I am trying to write code for training on multi-GPUs. The code is mainly from the example of ‘Distributed Tensorflow‘. I have changed the code slightly for runing on GPU:

...
tf.train.replica_device_setter(
        worker_device="/job:worker/task:%d/GPU:%d" % (FLAGS.task_index, FLAGS.task_index),
        cluster=cluster)
...

But after launch the script below:

python model.py train 0.9 0.0001 0.53 ps 0 &> ps.log &
python model.py train 0.9 0.0001 0.53 worker 0 &> worker0.log &
python model.py train 0.9 0.0001 0.53 worker 1 &> worker1.log &
...

it reports:

Traceback (most recent call last):
  File "model.py", line 175, in 
    server = tf.train.Server(cluster, job_name = job_name, task_index = task_index)
  File "/usr/lib/python2.7/site-packages/tensorflow/python/training/server_lib.py", line 147, in __init__
    self._server_def.SerializeToString(), status)
  File "/usr/lib/python2.7/site-packages/tensorflow/python/framework/errors_impl.py", line 519, in __exit__
    c_api.TF_GetCode(self.status.status))
tensorflow.python.framework.errors_impl.InternalError: failed initializing StreamExecutor for CUDA device ordinal 2: Internal: failed call to cuDevicePrimaryCtxRetain: CUDA_ERROR_OUT_OF_MEMORY; total memory reported: 11721506816

Seems one MonitoredTrainingSession will occupy all the memory of GPUs.

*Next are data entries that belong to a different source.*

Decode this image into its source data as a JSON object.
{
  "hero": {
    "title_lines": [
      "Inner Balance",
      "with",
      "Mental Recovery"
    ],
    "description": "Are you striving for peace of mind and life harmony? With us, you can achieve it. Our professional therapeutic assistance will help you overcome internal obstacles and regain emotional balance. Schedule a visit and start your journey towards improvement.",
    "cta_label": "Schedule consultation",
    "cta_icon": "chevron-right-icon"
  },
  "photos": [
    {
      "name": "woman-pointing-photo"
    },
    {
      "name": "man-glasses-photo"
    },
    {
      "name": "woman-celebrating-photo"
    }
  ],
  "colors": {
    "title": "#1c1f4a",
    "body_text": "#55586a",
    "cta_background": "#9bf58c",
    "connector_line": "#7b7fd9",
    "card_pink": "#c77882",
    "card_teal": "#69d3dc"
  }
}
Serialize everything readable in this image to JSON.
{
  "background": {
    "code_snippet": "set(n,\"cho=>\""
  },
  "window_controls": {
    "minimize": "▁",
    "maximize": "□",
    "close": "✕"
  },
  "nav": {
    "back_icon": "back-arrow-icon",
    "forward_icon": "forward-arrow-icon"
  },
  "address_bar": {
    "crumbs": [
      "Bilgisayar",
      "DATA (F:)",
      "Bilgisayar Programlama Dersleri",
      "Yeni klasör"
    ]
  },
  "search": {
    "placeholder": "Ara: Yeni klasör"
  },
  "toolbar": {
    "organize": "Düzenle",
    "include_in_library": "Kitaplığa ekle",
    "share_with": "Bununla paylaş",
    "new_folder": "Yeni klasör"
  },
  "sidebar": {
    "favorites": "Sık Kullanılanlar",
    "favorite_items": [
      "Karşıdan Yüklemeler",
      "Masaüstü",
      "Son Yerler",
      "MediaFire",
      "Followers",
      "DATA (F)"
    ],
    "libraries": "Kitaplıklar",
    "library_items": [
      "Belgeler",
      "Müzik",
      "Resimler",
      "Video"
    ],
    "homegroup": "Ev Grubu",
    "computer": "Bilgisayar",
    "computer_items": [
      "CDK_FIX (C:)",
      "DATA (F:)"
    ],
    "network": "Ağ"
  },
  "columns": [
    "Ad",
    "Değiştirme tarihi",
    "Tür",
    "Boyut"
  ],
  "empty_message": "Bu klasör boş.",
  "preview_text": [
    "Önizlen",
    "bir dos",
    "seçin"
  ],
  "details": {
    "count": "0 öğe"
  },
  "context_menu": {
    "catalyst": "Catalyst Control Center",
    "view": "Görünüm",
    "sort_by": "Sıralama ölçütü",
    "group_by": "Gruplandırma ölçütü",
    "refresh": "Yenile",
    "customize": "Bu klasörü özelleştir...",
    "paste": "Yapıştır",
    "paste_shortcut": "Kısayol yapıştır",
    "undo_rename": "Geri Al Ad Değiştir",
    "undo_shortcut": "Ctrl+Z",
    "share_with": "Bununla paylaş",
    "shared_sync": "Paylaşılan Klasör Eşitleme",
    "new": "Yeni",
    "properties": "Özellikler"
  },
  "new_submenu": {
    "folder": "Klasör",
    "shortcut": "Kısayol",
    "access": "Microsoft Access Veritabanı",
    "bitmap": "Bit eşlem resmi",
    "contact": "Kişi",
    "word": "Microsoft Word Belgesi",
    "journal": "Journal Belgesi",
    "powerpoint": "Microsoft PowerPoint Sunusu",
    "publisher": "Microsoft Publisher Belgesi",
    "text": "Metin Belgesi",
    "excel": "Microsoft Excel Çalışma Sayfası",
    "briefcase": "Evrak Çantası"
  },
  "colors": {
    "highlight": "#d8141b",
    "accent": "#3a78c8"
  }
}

After search on google, I finally get a solution: ‘CUDA_VISIBLE_DEVICES’.
Firstly, change ‘replica_device_setter’:

...
tf.train.replica_device_setter(
        worker_device="/job:worker/task:%d/GPU:0" % FLAGS.task_index,
        cluster=cluster)
...

and then use this shell script to launch training processes:

CUDA_VISIBLE_DEVICES=0 python model.py train 0.9 0.0001 0.53 ps 0 &> ps.log &
sleep 1
for i in `seq 0 2`; do
  dev=`expr ${i} + 1`
  CUDA_VISIBLE_DEVICES=${dev} stdbuf -o0 python model.py train 0.9 0.0001 0.53 worker ${i} &> worker_${i}.log &
  sleep 1
done

The ‘ps’ will only use GPU0, ‘worker0’ will only use GPU1, ‘worker1’ will only use GPU2 etc.